The Terre Haute City Council voted to table Resolution 14 — a proposed rezoning and TIF-backed development near Edgewood Grove and Farrington’s Grove — until the council’s June 12 meeting after extended public comment and council questions about density, infrastructure funding and historic-preservation protections.
Residents told the council the proposal risks harming nearby historic neighborhoods and that more data is needed. “What I am is exhausted. I'm exhausted at the lack of vision, the lack of attention to historic buildings and sites in the city,” Carrie Youssef, president of Farrington Grove Historical District, Inc., told the council during the public-comment period.
The council moved the item to the second June meeting after several council members said they wanted more time to review project details. “There's been no effort by the part of anybody at this table to hide this proposal,” said Council President Anthony, noting the item was introduced to start the public-review process and that an ordinance to create a historic preservation commission is expected to be heard next month.
Public speakers said the plan would add what one resident described as “1,500 people” to a corner of the neighborhood and could increase crime and traffic through Denning Park and Edgewood Grove. Elizabeth Kendall, who identified herself as an Edgewood Grove resident, said Terre Haute’s historic character is an asset and urged the city to reconsider zoning and require developers to meet infrastructure and sidewalk standards rather than rely on expediency.

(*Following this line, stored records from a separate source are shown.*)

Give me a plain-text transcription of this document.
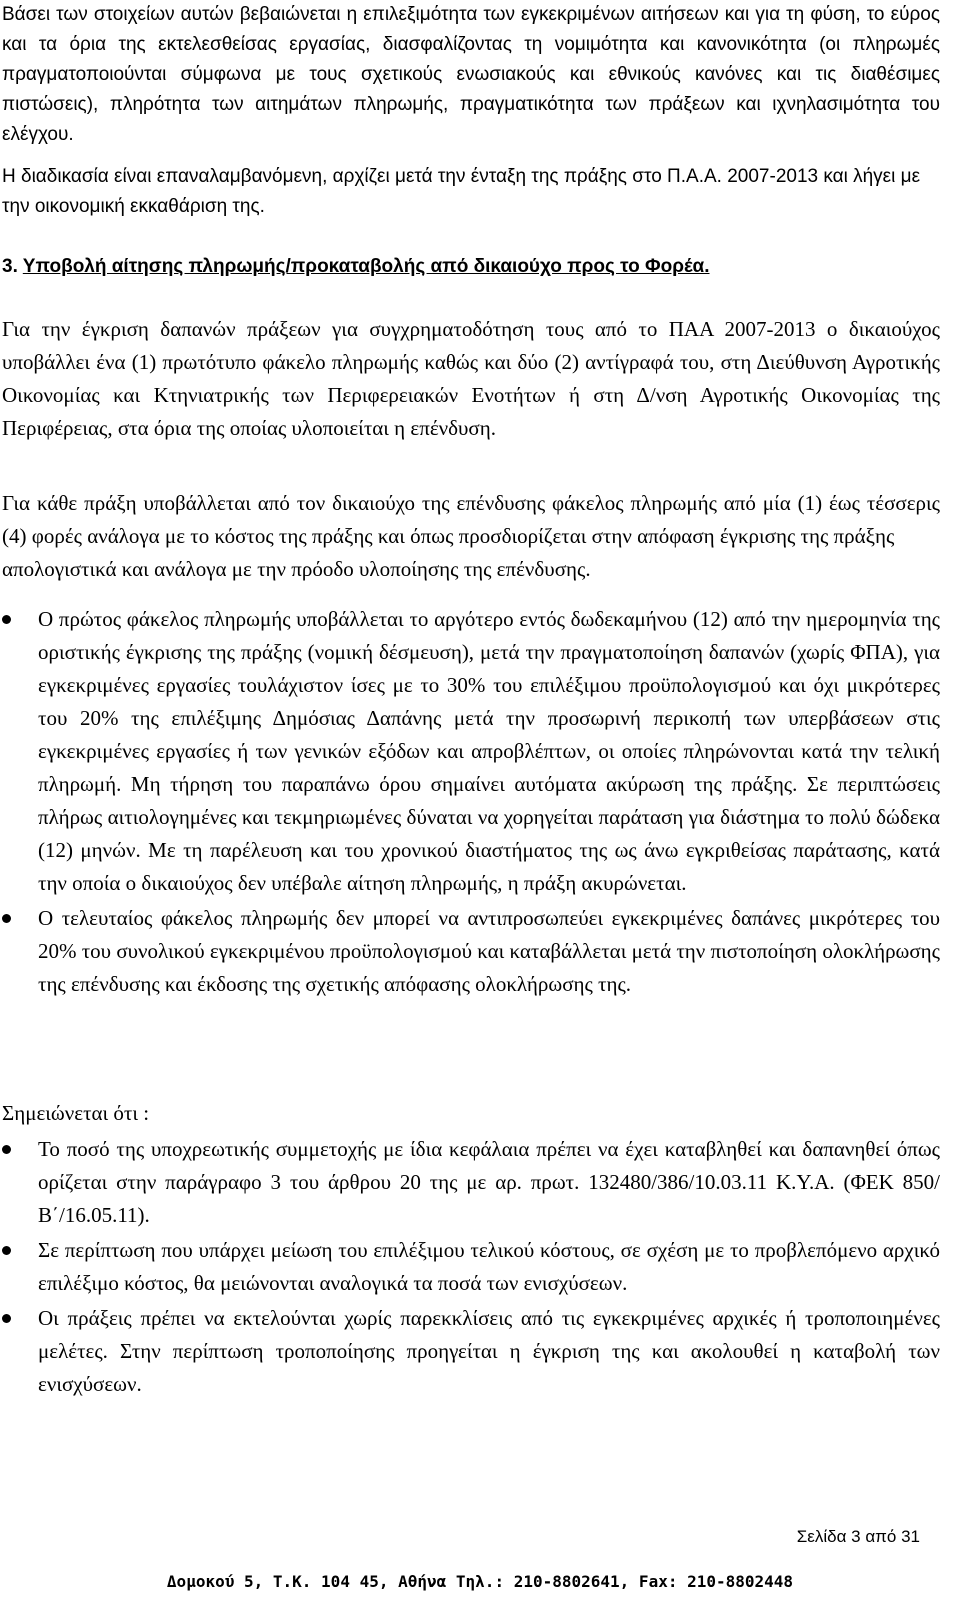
Βάσει των στοιχείων αυτών βεβαιώνεται η επιλεξιμότητα των εγκεκριμένων αιτήσεων και για τη φύση, το εύρος και τα όρια της εκτελεσθείσας εργασίας, διασφαλίζοντας τη νομιμότητα και κανονικότητα (οι πληρωμές πραγματοποιούνται σύμφωνα με τους σχετικούς ενωσιακούς και εθνικούς κανόνες και τις διαθέσιμες πιστώσεις), πληρότητα των αιτημάτων πληρωμής, πραγματικότητα των πράξεων και ιχνηλασιμότητα του ελέγχου.

Η διαδικασία είναι επαναλαμβανόμενη, αρχίζει μετά την ένταξη της πράξης στο Π.Α.Α. 2007-2013 και λήγει με την οικονομική εκκαθάριση της.

3. Υποβολή αίτησης πληρωμής/προκαταβολής από δικαιούχο προς το Φορέα.

Για την έγκριση δαπανών πράξεων για συγχρηματοδότηση τους από το ΠΑΑ 2007-2013 ο δικαιούχος υποβάλλει ένα (1) πρωτότυπο φάκελο πληρωμής καθώς και δύο (2) αντίγραφά του, στη Διεύθυνση Αγροτικής Οικονομίας και Κτηνιατρικής των Περιφερειακών Ενοτήτων ή στη Δ/νση Αγροτικής Οικονομίας της Περιφέρειας, στα όρια της οποίας υλοποιείται η επένδυση.

Για κάθε πράξη υποβάλλεται από τον δικαιούχο της επένδυσης φάκελος πληρωμής από μία (1) έως τέσσερις (4) φορές ανάλογα με το κόστος της πράξης και όπως προσδιορίζεται στην απόφαση έγκρισης της πράξης

απολογιστικά και ανάλογα με την πρόοδο υλοποίησης της επένδυσης.

Ο πρώτος φάκελος πληρωμής υποβάλλεται το αργότερο εντός δωδεκαμήνου (12) από την ημερομηνία της οριστικής έγκρισης της πράξης (νομική δέσμευση), μετά την πραγματοποίηση δαπανών (χωρίς ΦΠΑ), για εγκεκριμένες εργασίες τουλάχιστον ίσες με το 30% του επιλέξιμου προϋπολογισμού και όχι μικρότερες του 20% της επιλέξιμης Δημόσιας Δαπάνης μετά την προσωρινή περικοπή των υπερβάσεων στις εγκεκριμένες εργασίες ή των γενικών εξόδων και απροβλέπτων, οι οποίες πληρώνονται κατά την τελική πληρωμή. Μη τήρηση του παραπάνω όρου σημαίνει αυτόματα ακύρωση της πράξης. Σε περιπτώσεις πλήρως αιτιολογημένες και τεκμηριωμένες δύναται να χορηγείται παράταση για διάστημα το πολύ δώδεκα (12) μηνών. Με τη παρέλευση και του χρονικού διαστήματος της ως άνω εγκριθείσας παράτασης, κατά την οποία ο δικαιούχος δεν υπέβαλε αίτηση πληρωμής, η πράξη ακυρώνεται.
Ο τελευταίος φάκελος πληρωμής δεν μπορεί να αντιπροσωπεύει εγκεκριμένες δαπάνες μικρότερες του 20% του συνολικού εγκεκριμένου προϋπολογισμού και καταβάλλεται μετά την πιστοποίηση ολοκλήρωσης της επένδυσης και έκδοσης της σχετικής απόφασης ολοκλήρωσης της.

Σημειώνεται ότι :

Το ποσό της υποχρεωτικής συμμετοχής με ίδια κεφάλαια πρέπει να έχει καταβληθεί και δαπανηθεί όπως ορίζεται στην παράγραφο 3 του άρθρου 20 της με αρ. πρωτ. 132480/386/10.03.11 Κ.Υ.Α. (ΦΕΚ 850/Β΄/16.05.11).
Σε περίπτωση που υπάρχει μείωση του επιλέξιμου τελικού κόστους, σε σχέση με το προβλεπόμενο αρχικό επιλέξιμο κόστος, θα μειώνονται αναλογικά τα ποσά των ενισχύσεων.
Οι πράξεις πρέπει να εκτελούνται χωρίς παρεκκλίσεις από τις εγκεκριμένες αρχικές ή τροποποιημένες μελέτες. Στην περίπτωση τροποποίησης προηγείται η έγκριση της και ακολουθεί η καταβολή των ενισχύσεων.
Σελίδα 3 από 31
Δομοκού 5, Τ.Κ. 104 45, Αθήνα Τηλ.: 210-8802641, Fax: 210-8802448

Council members and city staff described how the TIF and state loan tools would work for the project: the full development was described as a roughly $70,000,000 project. City representatives told the council a state loan amount being pursued is between about $5 million and $10 million, and that the TIF structure under consideration would run for 20 years for residential portions and up to 25 years for commercial portions. Eddie, the developer’s representative, confirmed those timelines and said that if revenues are insufficient the developer would be responsible for payments tied to the pledged financing.
Council members also clarified what would happen if the rezoning were not approved: individual builders could still develop single-family lots under existing R-1 zoning (minimum lot size discussed in the hearing was cited as about 6,600 square feet), and rough estimates presented in the meeting put potential buildout at “over 200 homes” on a roughly 40-acre site if the developer were to subdivide without the rezoning. Council members emphasized those outcomes would be subject to building codes, state inspections and other approvals.

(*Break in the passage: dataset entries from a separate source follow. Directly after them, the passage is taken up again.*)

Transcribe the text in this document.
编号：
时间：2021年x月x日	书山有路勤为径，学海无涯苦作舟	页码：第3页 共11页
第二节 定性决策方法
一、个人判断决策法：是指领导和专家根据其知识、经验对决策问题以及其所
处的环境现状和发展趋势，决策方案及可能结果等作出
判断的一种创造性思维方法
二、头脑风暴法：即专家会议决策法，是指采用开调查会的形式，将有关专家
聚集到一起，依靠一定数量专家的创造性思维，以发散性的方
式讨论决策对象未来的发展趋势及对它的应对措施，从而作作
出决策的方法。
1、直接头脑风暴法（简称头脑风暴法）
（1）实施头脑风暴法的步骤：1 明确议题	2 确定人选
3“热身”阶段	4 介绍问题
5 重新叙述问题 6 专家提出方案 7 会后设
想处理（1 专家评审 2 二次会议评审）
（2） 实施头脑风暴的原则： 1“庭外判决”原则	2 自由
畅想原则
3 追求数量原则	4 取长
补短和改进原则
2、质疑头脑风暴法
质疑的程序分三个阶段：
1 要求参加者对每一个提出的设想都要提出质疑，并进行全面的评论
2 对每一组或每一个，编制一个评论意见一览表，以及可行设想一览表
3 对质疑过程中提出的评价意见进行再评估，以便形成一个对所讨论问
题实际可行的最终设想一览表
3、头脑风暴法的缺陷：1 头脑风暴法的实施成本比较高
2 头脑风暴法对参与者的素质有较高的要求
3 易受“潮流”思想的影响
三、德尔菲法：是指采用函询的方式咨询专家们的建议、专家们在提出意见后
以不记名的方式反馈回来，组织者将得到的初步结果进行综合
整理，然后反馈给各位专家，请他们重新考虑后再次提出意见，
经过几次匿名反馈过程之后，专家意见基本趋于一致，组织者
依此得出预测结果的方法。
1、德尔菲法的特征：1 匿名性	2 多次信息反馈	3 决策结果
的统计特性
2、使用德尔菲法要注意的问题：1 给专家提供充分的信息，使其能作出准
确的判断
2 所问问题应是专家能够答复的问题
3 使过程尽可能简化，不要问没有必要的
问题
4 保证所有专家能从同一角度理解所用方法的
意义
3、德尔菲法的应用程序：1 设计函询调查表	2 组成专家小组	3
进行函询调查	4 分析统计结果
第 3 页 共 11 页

Discussion during the meeting touched on procedural and oversight safeguards for TIF dollars: city staff said redevelopment-commission approval is required before spending TIF revenues and that the council oversees the redevelopment commission’s budget. Council members also pointed to an ordinance in progress to create a local historic-preservation commission; the council president said legal staff are preparing that ordinance for a future hearing.
The motion to table Resolution 14 was made and seconded during the meeting and passed on a voice vote; the item is scheduled for further consideration on June 12. Council members encouraged continued public comment and said they would hold additional stakeholder meetings and information sessions before the next vote.
The council did not adopt any rezoning or TIF commitments at the meeting; action was limited to tabling the resolution for more review.